Major-General Stephen Day.
Major-General Stephen Day. Vanessa Jarrett

Prime Ministers appoints new role to look at drought relief

THE Commonwealth's Coordinator-General for Drought, Major-General Stephen Day, paid a visit to Rockhampton yesterday promising to deliver on drought relief.

Maj-Gen Day had a meeting with Rockhampton Regional councillors and also spoke with farmers and local businesses about their issues.

The Coordinator-General for Drought is a new role, implemented about six weeks ago in light of the current extenuating drought New South Wales and Queensland are facing.

Maj-Gen Day said his role is to "better coordinate the national effort to support drought relief".

"There is a lot going on across all levels of government, businesses and charities...there are some concerns there are some overlaps and gaps, inefficiency, things we might not be doing that we should," he said.

"My role is to better understand the problem across the nation.... devise a plan to coordinate the effort and and get on and deliver it."

He said Rockhampton was an important doorstop on the drought map.

"Knowing Rockhampton is famously the beef capital of Australia and there will be flow-on effect from the drought on businesses here," Maj-Gen Day said.

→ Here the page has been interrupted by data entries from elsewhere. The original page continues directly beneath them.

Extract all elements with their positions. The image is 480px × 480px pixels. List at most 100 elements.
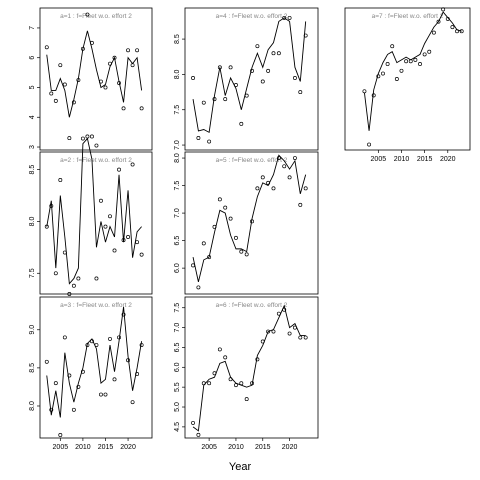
- fitted-line: [46, 306, 143, 418]
- observed-point: [126, 48, 131, 53]
- observed-point: [422, 52, 427, 57]
- x-tick-label: 2020: [282, 444, 298, 451]
- observed-point: [103, 85, 108, 90]
- observed-point: [303, 186, 308, 191]
- y-tick-label: 7.5: [29, 268, 36, 278]
- observed-point: [381, 71, 385, 76]
- panel-title: a=5 : f=Fleet w.o. effort 2: [216, 157, 288, 164]
- observed-point: [223, 97, 228, 102]
- observed-point: [49, 91, 54, 96]
- y-tick-label: 8.0: [174, 69, 181, 79]
- x-tick-label: 2010: [394, 156, 410, 163]
- observed-point: [85, 12, 90, 17]
- observed-point: [260, 79, 265, 84]
- x-tick-label: 2005: [371, 156, 387, 163]
- observed-point: [99, 392, 103, 397]
- observed-point: [191, 75, 195, 80]
- observed-point: [385, 62, 390, 66]
- y-tick-label: 9.0: [29, 325, 36, 335]
- panel-title: a=4 : f=Fleet w.o. effort 2: [216, 13, 288, 20]
- y-tick-label: 6.5: [174, 342, 181, 352]
- observed-point: [233, 235, 238, 240]
- observed-point: [62, 335, 67, 340]
- observed-point: [228, 65, 233, 70]
- x-tick-label: 2015: [255, 444, 271, 451]
- observed-point: [298, 90, 303, 95]
- observed-point: [53, 271, 58, 276]
- observed-point: [271, 51, 276, 56]
- x-tick-label: 2015: [417, 156, 433, 163]
- panel-title: a=3 : f=Fleet w.o. effort 2: [60, 302, 132, 309]
- panel-frame: [39, 7, 153, 151]
- observed-point: [103, 224, 108, 229]
- y-tick-label: 7: [29, 26, 36, 30]
- y-tick-label: 5.5: [174, 382, 181, 392]
- observed-point: [450, 25, 455, 30]
- y-tick-label: 7.0: [174, 323, 181, 333]
- observed-point: [135, 48, 140, 53]
- observed-point: [126, 235, 131, 239]
- observed-point: [103, 392, 108, 397]
- observed-point: [135, 240, 140, 245]
- observed-point: [196, 285, 201, 290]
- observed-point: [367, 142, 372, 147]
- panel-title: a=1 : f=Fleet w.o. effort 2: [60, 13, 132, 20]
- observed-point: [287, 331, 292, 336]
- observed-point: [266, 68, 271, 73]
- observed-point: [292, 75, 297, 80]
- observed-point: [53, 381, 58, 386]
- observed-point: [58, 178, 63, 182]
- observed-point: [427, 49, 432, 54]
- observed-point: [292, 156, 297, 161]
- observed-point: [76, 276, 81, 281]
- y-tick-label: 7.5: [174, 105, 181, 115]
- observed-point: [207, 139, 212, 144]
- panel-title: a=2 : f=Fleet w.o. effort 2: [60, 157, 132, 164]
- observed-point: [121, 106, 126, 111]
- observed-point: [80, 136, 85, 141]
- observed-point: [266, 329, 271, 334]
- observed-point: [121, 312, 126, 317]
- observed-point: [282, 164, 287, 169]
- observed-point: [276, 51, 281, 56]
- y-tick-label: 8.5: [29, 363, 36, 373]
- y-tick-label: 8.0: [29, 401, 36, 411]
- x-tick-label: 2020: [440, 156, 456, 163]
- y-tick-label: 6.0: [174, 362, 181, 372]
- y-tick-label: 6.5: [174, 236, 181, 246]
- observed-point: [244, 252, 249, 257]
- observed-point: [413, 57, 418, 62]
- fitted-line: [192, 154, 307, 282]
- x-tick-label: 2005: [201, 444, 217, 451]
- panel-title: a=7 : f=Fleet w.o. effort 2: [372, 13, 444, 20]
- x-axis-label: Year: [229, 461, 252, 473]
- observed-point: [287, 175, 292, 180]
- observed-point: [58, 433, 63, 437]
- observed-point: [228, 216, 233, 221]
- panel-frame: [39, 296, 153, 439]
- observed-point: [282, 15, 287, 20]
- fitted-line: [363, 11, 462, 131]
- x-tick-label: 2005: [53, 444, 69, 451]
- observed-point: [250, 68, 254, 73]
- observed-point: [130, 400, 135, 405]
- observed-point: [94, 143, 99, 148]
- observed-point: [404, 59, 409, 64]
- x-tick-label: 2020: [120, 444, 136, 451]
- fitted-line: [192, 304, 306, 432]
- observed-point: [223, 355, 228, 360]
- observed-point: [58, 63, 63, 68]
- y-tick-label: 8.0: [29, 216, 36, 226]
- fitted-line: [46, 30, 143, 118]
- y-tick-label: 7.5: [174, 181, 181, 191]
- observed-point: [85, 134, 90, 139]
- y-tick-label: 3: [29, 145, 36, 149]
- observed-point: [89, 134, 94, 139]
- observed-point: [418, 62, 422, 66]
- observed-point: [76, 384, 81, 389]
- observed-point: [191, 420, 195, 425]
- observed-point: [108, 336, 112, 341]
- observed-point: [436, 19, 441, 24]
- observed-point: [112, 377, 117, 382]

The concerns Maj-Gen Day said he is looking at are about access to feed, prices, and the long term management of water.

"The recovery... the drought doesn't end when it rains.... for many folks it can take many years before income is meaningfully returned," Maj-Gen Day said.

He also said it was vital get information out there about the range of programs offered from all levels of governments for those drought-affected.

"It is difficult to understand what is available," he said.

Visiting around the eastern states, he said the drought "varied" across the regions.

Parts of Longreach and central/western Queensland are particularly bad because "they have been in drought for so long".

"They are entering their sixth or seventh year.... the drought is chronic, it is patchy... some places are doing okay and others aren't," he said.

An important key of getting through this national crisis was working as a team, Maj-Gen Day said.

"There are people who are doing okay and there are people who are really hurting... we need to work together as a team to help get our fellow citizen through this with some comfort and dignity," he said.